Good morning! I hope everyone has a great week.

Me? I struggled a little. Okay, more than a little. For a day, I gave into the hopeless insecurity that plagues every author. 

When sales are low, and you’ve done a push in promotion without any results, it’s hard. It becomes a real struggle to put words to paper on a work in progress. To chat with readers. Even to go on your favorite social media site and put up a status that doesn’t paint you as whiny or begging for sales. You begin to lose sight of why you started this process to begin with. You wonder, to yourself, what’s the point of writing when no one can be bothered to even read what you wrote.

You take the lack of sales personally. You see it as a reflection of who you are as not just an author, but a person. And you begin to wonder if you’re as bad as those voices who discouraged you for years have always said.

I was one of the lucky ones. I was able to shake the foul mood. I came up with something new to try this week as to promoting my work, I finished a chapter of ‘Wielder of Tiren’. I kept my positive public face. 
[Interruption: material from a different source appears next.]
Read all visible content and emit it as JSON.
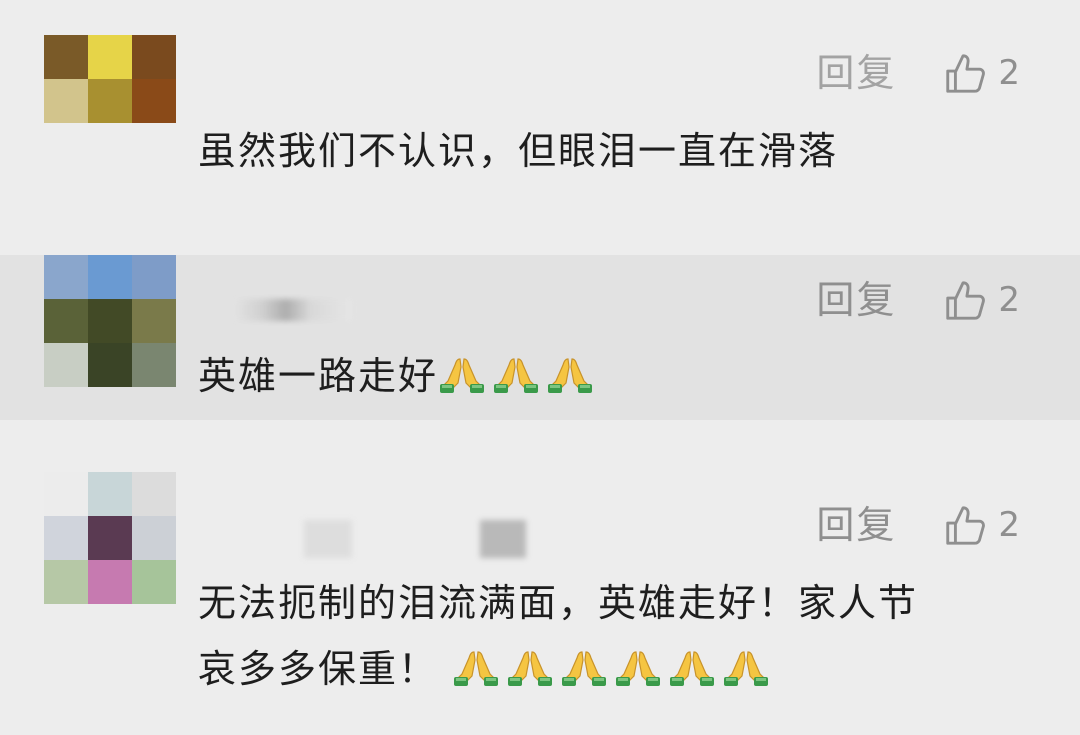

For other authors, they can’t work past this blackness. We’re an insecure bunch. We put our souls into our characters, strive towards presenting the best story we can create. All we ask is for someone to buy our work, see it worthy of a few dollars, and like it enough to take the time to review it. Months, sometimes years, go into crafting a book that readers will finish in a few hours (or days). To see sales plummet tests our resolve. It makes us question ourselves as storytellers. As people.

Every author I know has faced this point in their career. It can define us. We either give up because we can’t handle the bad months. Or we push through it, regain our hope, and keep trying. To quote Scarlett O’Hara, “Tomorrow is another day”.

May it be a better one than the one before.


4 thoughts on “Insecurity, Thy Name is Author!

  1. Sorry. I forgot to add this, KateMarie. At times, when I’m really struggling with sales or some other aspect of being an author, I go back to the accomplishments. I look at what I have written or I look at my shelf of published books (every author should have one as a reminder) and I force myself to see how far I’ve come. That, more often than not, will get me over the hurdle.